Zola regresa de su destierro desde Londres en 1899 y Dreyfus es trasladado a Francia para tener un segundo juicio. Recién en 1906 logra ser reincorporado al ejército, demostrando con la restitución de su cargo, su plena inocencia.

Zola no logró verlo ya que entre el 28 y el 29 de septiembre de 1902 muere misteriosamente en su casa a causa de las emanaciones de una chimenea.

Nunca se investigó el hecho a pesar de la gran cantidad de amenazas que recibió luego de la publicación de su carta “Yo acuso”.

Este es el final de una extensa misiva alegando la inocencia de Dreyfus.

“…En cuanto a las personas a quienes acuso, debo decir que ni las conozco ni las he visto nunca, ni siento particularmente por ellas rencor ni odio. Las considero como entidades, como espíritus de maleficencia social. Y el acto que realizo aquí, no es más que un medio revolucionario de activar la explosión de la verdad y la justicia.

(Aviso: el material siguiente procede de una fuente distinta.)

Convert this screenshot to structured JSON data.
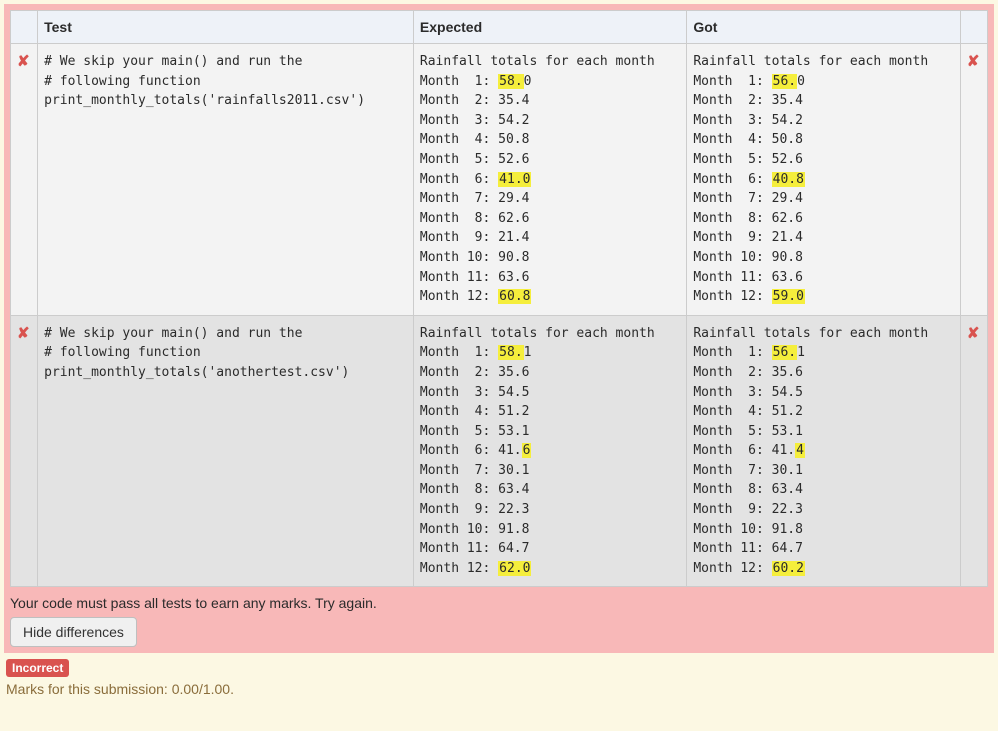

Sólo un sentimiento me mueve, sólo deseo que la luz se haga, y lo imploro en nombre de la humanidad, que ha sufrido tanto y que tiene derecho de ser feliz. Mi ardiente protesta no es más que un grito de mi alma. Que se atrevan a llevarme a los Tribunales y que me juzguen públicamente.

Así lo espero.

Émile Zola.

París, 13 de enero de 1898”.

Zola estaba seducido por la idea que la razón actuaría como motor del progreso de la sociedad y que el conocimiento científico daría acceso directo al saber pleno que nos regala la naturaleza.

Por el contrario creía que las corporaciones emparentadas con el poder político obstruirían ese cambio.

Y después de mucho mas de cien años…así estamos.